HERE AND NOW

                   Not a poem.  Just expressing feelings about a wonderful experience.

 

It’s curious to reflect on the past, when I was a ‘busy’ father.  I have to say, I was truly interested in helping my children, and spending time with them, but it seems there was always a ‘pressing’ or ‘urgent’ need I had to hurry off to, and it seemed to cut short our little visits, discussions and question and answer periods.

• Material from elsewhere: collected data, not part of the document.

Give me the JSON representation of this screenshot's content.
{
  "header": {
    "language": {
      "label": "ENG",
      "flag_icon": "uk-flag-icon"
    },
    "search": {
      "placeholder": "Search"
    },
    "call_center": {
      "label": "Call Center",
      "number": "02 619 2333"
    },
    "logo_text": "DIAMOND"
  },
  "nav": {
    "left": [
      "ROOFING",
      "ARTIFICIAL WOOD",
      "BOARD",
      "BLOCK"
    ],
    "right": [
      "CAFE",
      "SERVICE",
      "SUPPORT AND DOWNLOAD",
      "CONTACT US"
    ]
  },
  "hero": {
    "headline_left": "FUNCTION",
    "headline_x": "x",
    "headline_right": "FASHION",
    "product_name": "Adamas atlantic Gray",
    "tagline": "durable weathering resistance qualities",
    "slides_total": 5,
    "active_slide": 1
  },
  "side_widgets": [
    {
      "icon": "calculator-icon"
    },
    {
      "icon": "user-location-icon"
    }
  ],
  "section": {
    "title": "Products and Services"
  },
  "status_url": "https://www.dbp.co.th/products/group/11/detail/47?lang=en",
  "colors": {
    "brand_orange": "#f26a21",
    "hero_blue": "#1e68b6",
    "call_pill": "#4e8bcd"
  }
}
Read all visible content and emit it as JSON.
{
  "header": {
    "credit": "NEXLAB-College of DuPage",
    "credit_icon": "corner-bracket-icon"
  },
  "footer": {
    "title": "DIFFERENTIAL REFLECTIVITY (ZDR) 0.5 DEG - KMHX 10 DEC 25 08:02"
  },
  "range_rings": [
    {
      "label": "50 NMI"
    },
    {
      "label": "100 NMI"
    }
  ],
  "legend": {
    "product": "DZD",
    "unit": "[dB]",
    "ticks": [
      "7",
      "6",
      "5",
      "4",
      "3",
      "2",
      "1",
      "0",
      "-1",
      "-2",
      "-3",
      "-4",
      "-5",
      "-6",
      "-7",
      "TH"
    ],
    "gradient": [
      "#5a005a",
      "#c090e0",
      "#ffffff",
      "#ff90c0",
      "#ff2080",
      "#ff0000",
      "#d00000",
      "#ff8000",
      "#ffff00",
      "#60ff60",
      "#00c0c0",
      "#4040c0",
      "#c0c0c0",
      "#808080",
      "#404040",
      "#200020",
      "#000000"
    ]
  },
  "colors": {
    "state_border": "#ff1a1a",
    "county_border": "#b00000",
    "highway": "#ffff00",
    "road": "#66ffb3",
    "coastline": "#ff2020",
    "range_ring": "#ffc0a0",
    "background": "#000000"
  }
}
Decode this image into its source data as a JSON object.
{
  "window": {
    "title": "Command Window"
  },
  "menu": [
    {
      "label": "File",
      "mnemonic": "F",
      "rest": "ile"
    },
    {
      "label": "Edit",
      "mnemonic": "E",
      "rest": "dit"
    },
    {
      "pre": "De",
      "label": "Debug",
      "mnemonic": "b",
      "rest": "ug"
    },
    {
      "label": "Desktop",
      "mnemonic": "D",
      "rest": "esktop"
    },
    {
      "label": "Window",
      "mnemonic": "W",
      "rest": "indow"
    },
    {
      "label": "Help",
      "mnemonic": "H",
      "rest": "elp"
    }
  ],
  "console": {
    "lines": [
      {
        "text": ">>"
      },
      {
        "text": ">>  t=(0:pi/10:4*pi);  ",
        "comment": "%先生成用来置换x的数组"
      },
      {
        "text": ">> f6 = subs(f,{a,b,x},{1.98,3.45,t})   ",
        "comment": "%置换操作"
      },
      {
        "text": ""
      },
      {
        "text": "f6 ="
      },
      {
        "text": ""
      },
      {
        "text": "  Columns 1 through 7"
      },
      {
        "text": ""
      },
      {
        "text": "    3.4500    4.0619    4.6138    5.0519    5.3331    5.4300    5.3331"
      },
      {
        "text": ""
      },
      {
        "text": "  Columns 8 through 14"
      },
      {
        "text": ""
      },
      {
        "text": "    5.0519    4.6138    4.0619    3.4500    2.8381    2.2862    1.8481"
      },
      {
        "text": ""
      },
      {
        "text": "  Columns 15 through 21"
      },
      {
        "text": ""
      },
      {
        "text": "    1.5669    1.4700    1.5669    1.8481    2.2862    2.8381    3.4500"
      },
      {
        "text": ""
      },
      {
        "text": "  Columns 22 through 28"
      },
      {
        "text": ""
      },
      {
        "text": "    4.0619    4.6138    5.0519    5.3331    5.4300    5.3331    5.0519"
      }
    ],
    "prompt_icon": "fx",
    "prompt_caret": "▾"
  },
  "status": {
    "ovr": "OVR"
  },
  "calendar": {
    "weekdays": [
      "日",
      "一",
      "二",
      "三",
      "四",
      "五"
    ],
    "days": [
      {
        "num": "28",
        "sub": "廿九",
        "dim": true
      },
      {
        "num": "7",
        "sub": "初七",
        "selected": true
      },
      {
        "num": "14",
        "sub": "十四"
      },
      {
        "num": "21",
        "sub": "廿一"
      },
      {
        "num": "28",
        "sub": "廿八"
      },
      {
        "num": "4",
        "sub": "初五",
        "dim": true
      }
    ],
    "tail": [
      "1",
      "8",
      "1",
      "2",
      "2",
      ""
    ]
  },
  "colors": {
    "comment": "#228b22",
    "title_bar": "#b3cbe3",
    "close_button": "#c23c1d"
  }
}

Now, as I look back, I find myself asking, “Were those pressing distractions all that ‘urgent’?”  Well, who knows, but what I have experienced in the recent past, since becoming a Grandparent is this:  Things just don’t seem all that urgent or pressing, especially when my beautiful five year old Granddaughter asks me a question!
 
Today, she simply picked a partially bloomed Dandelion flower and proudly presented it to me, with those immortal, welcome words, “I Love You”!  THAT was the most beautiful flower I’ve ever received!
 
We looked at it together, and after carefully studying it, I noticed how really intricate even a simple ‘weed’ flower could be, and shared it with Karen.  She then noticed even more detail than I had pointed out, and it led to a truly beautiful time of sharing with each other.....and there was no real ‘pressing’ or ‘urgent’ need.  At least if there WAS, it became totally unimportant.  All that mattered was that there was a need, and the Good Lord gave me the time to answer it.
 
Exciting?  That doesn’t even come close to describing those moments.  Fulfilling?  Yes!  Nostalgic?  Well yes, because it made me think back a few years when Karen’s mother was that size.  I wondered, ‘Did I spend enough time with her, in this way?’  I tell myself, ‘Well, it’s natural, I was much busier then’... but that soft, convicting voice in the innermost depths of my mind makes me wonder if I really did.
 
Well no matter.  The past cannot be altered, nor can the future really be depended on, but these few precious moments, right now.. can be utilized in order to, when reflecting back (later), make for a beautiful past, and a future to really anticipate!
 
What will YOU do with these moments given you, in the “Here and Now”?
 
Some consolation is realized when I observe the GREAT job you’re doing raising Karen, Tam.  Use Each of these moments at hand wisely, then you too, can look back and say, as I do now ... “I must have done SOMETHING right!”